The projection of the samples onto the novel components produced by the sPLS-DA algorithm can be seen in Figure 2. When comparing this to Figure 1a, there is a marked improvement in the clustering of samples according to their treatment. The LIPO5 and GAG+ groups separated very well. The use of the multilevel design allowed the inter-subject variation to be filtered out for the prioritisation of inter-treatment variation. The GAG- and NS groups are seeminly inseparable on this set of axes. Across these first two components, only 16% of the total variation is accounted for.

plotIndiv(final.splsda.multilevel.vac18, group = vac18$stimulation, 
          ind.names = vac18$sample,
          legend = TRUE, legend.title = 'Treatment',
          title = 'Sample Plot of sPLS-DA on Vac18 data')

FIGURE 2: Sample plot for sPLS-DA performed on the vac18 data. Samples are projected into the space spanned by the first two components yielded by this method.

Through the use of the style parameter of this plotting function, a third axis can be depicted.

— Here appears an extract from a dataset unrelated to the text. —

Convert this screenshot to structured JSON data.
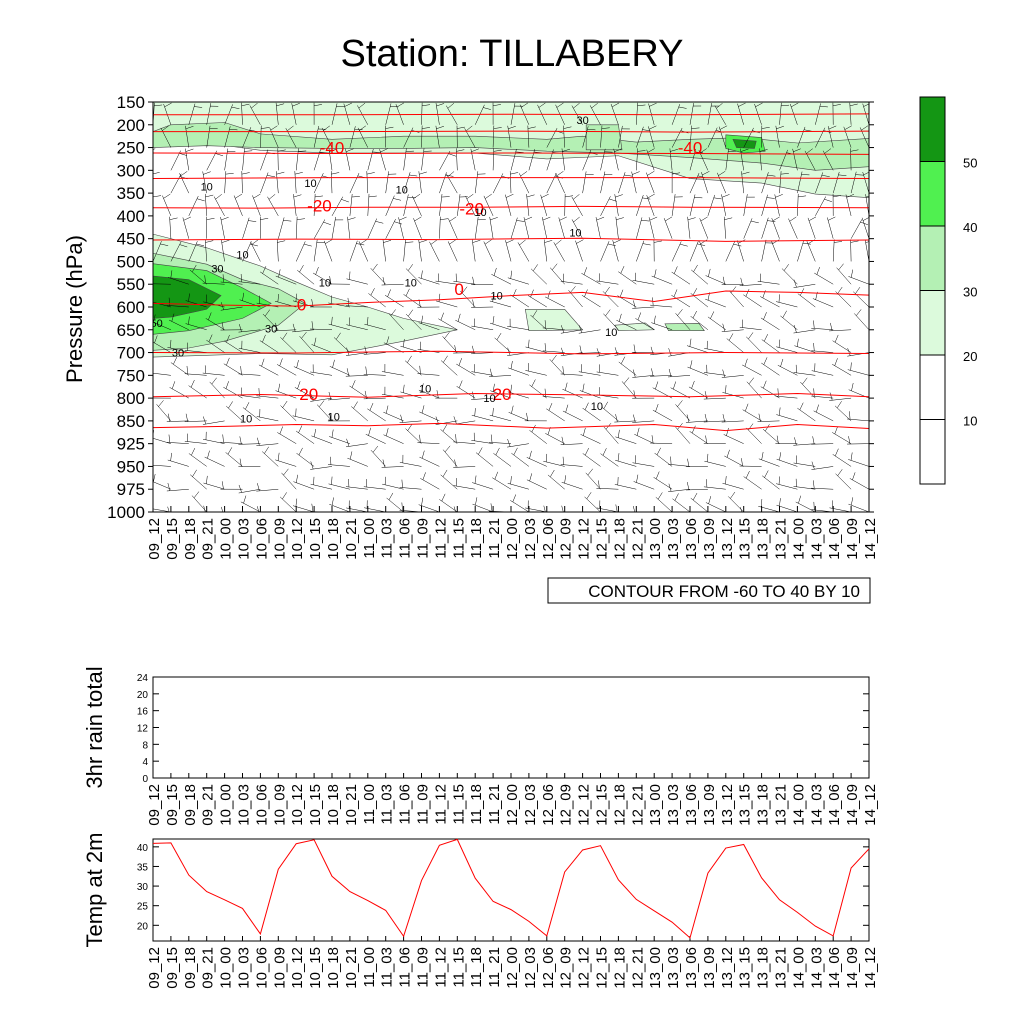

This increases the total variance accounted for to 22%. In Figure 3 all four treatment groups have been separated (though this is difficult to see without being able to change the perspective).

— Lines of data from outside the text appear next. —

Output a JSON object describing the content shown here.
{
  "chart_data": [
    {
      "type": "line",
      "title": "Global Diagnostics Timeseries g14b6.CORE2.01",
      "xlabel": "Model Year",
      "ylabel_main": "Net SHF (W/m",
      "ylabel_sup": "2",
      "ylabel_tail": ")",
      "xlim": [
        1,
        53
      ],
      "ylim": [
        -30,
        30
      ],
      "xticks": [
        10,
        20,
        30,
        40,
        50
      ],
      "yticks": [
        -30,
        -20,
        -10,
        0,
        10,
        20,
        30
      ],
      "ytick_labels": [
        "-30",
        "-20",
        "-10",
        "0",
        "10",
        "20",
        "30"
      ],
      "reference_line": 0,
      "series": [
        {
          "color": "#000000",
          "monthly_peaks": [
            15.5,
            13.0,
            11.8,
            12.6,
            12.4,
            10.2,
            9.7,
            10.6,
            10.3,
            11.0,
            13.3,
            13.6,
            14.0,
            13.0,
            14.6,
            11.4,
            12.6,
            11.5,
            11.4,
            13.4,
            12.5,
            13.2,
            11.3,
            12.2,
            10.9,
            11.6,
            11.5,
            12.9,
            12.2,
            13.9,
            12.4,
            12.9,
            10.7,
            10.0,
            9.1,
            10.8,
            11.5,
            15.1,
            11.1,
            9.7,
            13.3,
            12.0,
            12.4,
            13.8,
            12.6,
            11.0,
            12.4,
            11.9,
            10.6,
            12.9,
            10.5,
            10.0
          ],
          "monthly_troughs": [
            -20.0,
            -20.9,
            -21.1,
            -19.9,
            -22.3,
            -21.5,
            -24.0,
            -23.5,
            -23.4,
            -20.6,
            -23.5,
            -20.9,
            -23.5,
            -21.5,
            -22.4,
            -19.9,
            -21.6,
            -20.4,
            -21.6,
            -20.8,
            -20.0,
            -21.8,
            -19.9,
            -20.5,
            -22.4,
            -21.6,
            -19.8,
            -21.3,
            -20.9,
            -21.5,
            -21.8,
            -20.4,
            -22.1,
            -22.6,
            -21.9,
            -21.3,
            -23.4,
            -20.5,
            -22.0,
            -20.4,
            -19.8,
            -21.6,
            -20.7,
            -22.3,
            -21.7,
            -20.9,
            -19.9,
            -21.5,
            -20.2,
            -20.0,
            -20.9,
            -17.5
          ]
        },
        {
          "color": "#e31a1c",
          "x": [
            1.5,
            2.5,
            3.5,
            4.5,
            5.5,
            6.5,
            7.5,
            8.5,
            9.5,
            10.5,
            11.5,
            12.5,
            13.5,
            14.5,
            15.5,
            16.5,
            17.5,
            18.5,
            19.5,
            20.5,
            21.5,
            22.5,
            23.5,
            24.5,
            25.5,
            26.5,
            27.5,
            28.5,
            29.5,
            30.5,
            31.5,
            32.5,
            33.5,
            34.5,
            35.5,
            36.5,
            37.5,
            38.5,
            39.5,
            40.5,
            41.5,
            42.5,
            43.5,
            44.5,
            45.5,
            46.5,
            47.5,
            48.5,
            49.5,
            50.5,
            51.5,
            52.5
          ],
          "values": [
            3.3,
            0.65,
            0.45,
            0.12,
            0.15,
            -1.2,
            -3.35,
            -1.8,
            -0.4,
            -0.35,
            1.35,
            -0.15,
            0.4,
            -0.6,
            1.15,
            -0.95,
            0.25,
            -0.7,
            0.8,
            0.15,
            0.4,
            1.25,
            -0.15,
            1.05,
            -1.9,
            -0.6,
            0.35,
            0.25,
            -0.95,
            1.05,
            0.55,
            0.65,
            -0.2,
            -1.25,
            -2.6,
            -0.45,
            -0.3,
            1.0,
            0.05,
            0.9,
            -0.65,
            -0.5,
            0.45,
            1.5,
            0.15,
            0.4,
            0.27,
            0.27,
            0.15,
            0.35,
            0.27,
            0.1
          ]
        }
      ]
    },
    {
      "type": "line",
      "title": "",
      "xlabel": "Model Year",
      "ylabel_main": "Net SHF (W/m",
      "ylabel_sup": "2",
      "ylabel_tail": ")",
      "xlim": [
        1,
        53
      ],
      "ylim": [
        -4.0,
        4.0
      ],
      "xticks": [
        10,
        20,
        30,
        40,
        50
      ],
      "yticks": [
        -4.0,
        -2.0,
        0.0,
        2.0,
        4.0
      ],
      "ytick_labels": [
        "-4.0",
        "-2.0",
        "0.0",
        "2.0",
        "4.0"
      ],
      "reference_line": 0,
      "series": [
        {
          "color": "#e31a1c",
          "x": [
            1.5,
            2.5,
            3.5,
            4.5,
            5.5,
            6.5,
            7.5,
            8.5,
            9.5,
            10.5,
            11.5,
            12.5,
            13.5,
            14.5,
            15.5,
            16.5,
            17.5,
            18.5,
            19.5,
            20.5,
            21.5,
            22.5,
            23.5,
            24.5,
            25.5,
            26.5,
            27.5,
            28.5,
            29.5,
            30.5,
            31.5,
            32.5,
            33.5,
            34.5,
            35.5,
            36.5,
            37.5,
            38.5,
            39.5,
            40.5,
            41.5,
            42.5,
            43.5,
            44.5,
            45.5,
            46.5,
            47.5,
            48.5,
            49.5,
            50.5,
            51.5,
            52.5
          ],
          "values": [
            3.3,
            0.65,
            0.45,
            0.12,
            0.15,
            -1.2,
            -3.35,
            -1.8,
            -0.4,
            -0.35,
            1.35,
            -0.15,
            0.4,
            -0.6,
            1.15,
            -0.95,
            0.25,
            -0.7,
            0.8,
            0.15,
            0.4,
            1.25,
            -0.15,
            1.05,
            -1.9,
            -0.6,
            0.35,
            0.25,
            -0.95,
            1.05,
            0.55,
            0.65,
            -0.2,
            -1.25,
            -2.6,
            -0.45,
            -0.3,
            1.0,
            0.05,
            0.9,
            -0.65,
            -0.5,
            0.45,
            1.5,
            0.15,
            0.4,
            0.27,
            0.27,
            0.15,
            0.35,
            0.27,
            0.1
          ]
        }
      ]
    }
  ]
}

plotIndiv(final.splsda.multilevel.vac18, 
          group = vac18$stimulation, 
          ind.names = vac18$stimulation,  
          style = '3d')

newplot

FIGURE 3: Sample plot for sPLS-DA performed on the vac18 data. Samples are projected into the space spanned by the first three components yielded by this method.

Variable Plots

A heatmap representation of each sample’s feature values is very useful in this context. This has been visualised in Figure 4. The left-most column of colours depict the subject associated with each sample. It is of note that samples from the one subject were rarely clustered together (using hierarchical clustering) as seen in the dendrogram on the left. This once again shows how the multilevel approach avoids focusing on the inter-sample variation which usually does not yield any useful information.

# set the colours used for the subject assocaited 
# with each sample (left-most column)
col.ID <- c("lightgreen", "red", "lightblue", "darkorange",
              "purple", "maroon", "blue", "chocolate", "turquoise",
              "tomato1", "pink2", "aquamarine")[vac18$sample]

cim(final.splsda.multilevel.vac18, 
    row.sideColors = cbind(color.mixo(c(vac18$stimulation)), col.ID),
    row.names = paste(vac18$stimulation, vac18$sample, sep = "_"),
    col.names = FALSE, legend=list(legend = c(levels(vac18$stimulation)), 
    col = c(color.mixo(1:4)),
    title = "Stimulation", cex = 0.8))

newplot

FIGURE 4: Clustered Image Map from the sPLS-DA performed on the vac18 data. The plot displays the genetic expression levels of each measured feature for each sample. Hierarchical clustering was done with a complete Euclidean distance method. The left-most column of colours denotes which subject a given sample belongs to. The colour column to the right of this shows the treatment associated with each sample.